# Beretta debutes it's new striker fire pistol



## GCBHM (Mar 24, 2014)

Beretta debuts first full size striker pistol


----------



## Scorpion8 (Jan 29, 2011)

Looks M&P-ish. The only thing about strikers is what makes any of them different besides the # of palm swell grip replacements and how many colors they can come in.


----------



## denner (Jun 3, 2011)

Interesting. Better be good, cause there are a lot of good ones out there.


----------



## Sierra_Hunter (Feb 17, 2015)

Interesting. I wonder what caliber it will be....


----------



## DJ Niner (Oct 3, 2006)

Those super-grippy slide grooves are gonna be hell on any kind of a soft holster.

Might even shave-off material from the inside of a Kydex rig.

Another Glock-wanna-be battling for a piece of the pie...

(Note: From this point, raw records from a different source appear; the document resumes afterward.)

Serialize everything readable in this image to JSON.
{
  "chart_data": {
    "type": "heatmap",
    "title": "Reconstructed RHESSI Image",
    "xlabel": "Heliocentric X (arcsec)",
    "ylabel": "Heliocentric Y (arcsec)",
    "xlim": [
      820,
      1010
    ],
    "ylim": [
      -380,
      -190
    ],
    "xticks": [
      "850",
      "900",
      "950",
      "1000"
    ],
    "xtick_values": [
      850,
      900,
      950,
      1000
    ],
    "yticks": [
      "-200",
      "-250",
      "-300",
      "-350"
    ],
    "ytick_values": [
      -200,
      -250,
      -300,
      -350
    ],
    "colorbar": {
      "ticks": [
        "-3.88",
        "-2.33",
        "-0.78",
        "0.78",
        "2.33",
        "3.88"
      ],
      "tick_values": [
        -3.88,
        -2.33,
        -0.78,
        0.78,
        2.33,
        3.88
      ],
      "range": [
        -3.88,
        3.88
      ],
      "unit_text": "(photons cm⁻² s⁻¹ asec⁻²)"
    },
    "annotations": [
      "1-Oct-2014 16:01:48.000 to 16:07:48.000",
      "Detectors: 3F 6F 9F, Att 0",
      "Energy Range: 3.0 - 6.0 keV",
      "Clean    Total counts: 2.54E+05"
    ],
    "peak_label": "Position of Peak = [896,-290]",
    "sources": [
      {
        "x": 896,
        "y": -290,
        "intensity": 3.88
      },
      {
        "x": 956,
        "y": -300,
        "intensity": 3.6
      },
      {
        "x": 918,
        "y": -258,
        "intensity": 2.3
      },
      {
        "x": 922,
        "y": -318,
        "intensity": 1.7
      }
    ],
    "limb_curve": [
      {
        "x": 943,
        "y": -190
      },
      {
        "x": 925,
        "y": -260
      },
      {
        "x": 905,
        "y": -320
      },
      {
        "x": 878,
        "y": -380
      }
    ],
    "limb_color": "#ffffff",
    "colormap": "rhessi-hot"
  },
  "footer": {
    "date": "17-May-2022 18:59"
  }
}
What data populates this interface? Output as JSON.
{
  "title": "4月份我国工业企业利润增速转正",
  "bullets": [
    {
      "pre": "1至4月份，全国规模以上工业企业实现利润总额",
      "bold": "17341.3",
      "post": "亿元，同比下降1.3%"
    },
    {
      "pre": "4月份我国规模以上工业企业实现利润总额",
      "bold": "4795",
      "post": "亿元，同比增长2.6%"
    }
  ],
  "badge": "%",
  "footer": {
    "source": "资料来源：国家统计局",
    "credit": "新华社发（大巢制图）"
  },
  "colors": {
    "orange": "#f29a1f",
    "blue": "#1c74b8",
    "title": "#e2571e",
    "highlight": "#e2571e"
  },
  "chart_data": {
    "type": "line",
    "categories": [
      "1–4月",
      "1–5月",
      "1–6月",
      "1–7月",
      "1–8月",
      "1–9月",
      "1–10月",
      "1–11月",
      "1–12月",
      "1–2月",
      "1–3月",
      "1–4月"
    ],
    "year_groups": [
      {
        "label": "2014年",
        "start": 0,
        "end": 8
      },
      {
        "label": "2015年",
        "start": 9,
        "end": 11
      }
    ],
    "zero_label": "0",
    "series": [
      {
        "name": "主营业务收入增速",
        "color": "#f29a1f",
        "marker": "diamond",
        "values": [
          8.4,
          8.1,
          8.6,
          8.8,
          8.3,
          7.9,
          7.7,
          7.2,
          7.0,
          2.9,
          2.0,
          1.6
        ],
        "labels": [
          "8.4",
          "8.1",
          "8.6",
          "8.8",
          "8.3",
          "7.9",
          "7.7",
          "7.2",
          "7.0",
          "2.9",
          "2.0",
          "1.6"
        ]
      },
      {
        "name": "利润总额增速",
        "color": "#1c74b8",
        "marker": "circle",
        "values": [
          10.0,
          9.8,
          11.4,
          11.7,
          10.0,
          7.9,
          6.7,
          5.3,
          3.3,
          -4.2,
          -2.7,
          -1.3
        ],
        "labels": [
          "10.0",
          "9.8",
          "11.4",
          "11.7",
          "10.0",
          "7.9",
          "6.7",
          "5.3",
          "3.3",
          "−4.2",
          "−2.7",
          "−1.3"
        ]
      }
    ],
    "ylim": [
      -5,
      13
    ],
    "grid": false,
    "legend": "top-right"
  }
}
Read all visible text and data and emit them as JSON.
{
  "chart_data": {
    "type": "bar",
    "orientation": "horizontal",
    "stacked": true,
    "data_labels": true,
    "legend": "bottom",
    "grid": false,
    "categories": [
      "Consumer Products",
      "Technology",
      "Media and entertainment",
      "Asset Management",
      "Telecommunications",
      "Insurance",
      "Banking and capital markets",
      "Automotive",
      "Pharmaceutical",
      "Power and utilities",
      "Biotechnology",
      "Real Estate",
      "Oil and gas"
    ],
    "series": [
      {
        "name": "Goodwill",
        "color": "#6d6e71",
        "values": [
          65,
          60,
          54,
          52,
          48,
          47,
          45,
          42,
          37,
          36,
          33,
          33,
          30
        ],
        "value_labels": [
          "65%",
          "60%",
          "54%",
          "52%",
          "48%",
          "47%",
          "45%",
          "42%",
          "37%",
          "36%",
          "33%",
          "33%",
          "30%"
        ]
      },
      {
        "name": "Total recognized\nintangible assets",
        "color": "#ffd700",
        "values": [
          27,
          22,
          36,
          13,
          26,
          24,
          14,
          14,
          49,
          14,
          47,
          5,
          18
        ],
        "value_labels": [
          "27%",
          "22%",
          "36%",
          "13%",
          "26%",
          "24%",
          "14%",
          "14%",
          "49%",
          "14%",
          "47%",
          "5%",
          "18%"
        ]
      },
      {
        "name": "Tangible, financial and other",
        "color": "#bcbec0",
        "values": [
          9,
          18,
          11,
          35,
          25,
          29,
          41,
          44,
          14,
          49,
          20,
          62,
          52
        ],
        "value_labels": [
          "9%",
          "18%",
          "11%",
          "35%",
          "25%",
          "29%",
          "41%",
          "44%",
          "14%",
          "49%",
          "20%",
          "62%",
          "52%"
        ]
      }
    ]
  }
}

Oh well; the more, the merrier.


----------



## denner (Jun 3, 2011)

Here's a better low down w/ comparison chart. Made In Italy.

IDEX 2015: Beretta takes the wraps of its striker-fired APX - IHS Jane's 360


----------



## GCBHM (Mar 24, 2014)

It's not a bad looking gun, and as a major player, Beretta had to produce one, but isn't it awfully quiet? 

No doubt the Storm is a fine pistol, but the 92fs is definitely their bread and butter. The 1301 tactical shotgun is definitely on my list as well.


----------



## DJ Niner (Oct 3, 2006)

denner said:


> Here's a better low down w/ comparison chart. Made In Italy.
> 
> IDEX 2015: Beretta takes the wraps of its striker-fired APX - IHS Jane's 360


That chart at the bottom is very helpful in doing comparisons. At least from Glock's viewpoint. :mrgreen:

The Glock 17 is smaller and lighter in every category except for overall length, where the Beretta is 10mm shorter. The Glock even has a lighter trigger pull (!).

If a new pistol is 10% fatter/thicker than a Glock, well....

Good luck to them with that.


----------



## GCBHM (Mar 24, 2014)

Glock really has the corner space in this neighborhood. I love my VP9, but push come to shove, you just can't beat the Glock head to head.


----------



## DJ Niner (Oct 3, 2006)

I'm hearing lots of good things about that VP9, so Glock is going to have plenty of solid competition, both from HK, and others. But to solidly beat Glock, it's gonna take more than a tenth-of-inch-thinner-here, or an ounce-lighter-there. 

And even then, some of us old fossils are still gonna stick with their original combat tupperware. At some point, a person just has to stop jumping from gun to gun and make an investment in serious training time and ammo budget. I've made my stand, and until we get phased plasma pistols in the 40-watt range with mini-fusion reactors, I'll probably still have a Glock on my hip.

Just like the old 1911 guys I make fun of, but I won't be leaning quite so far to starboard... :mrgreen:


----------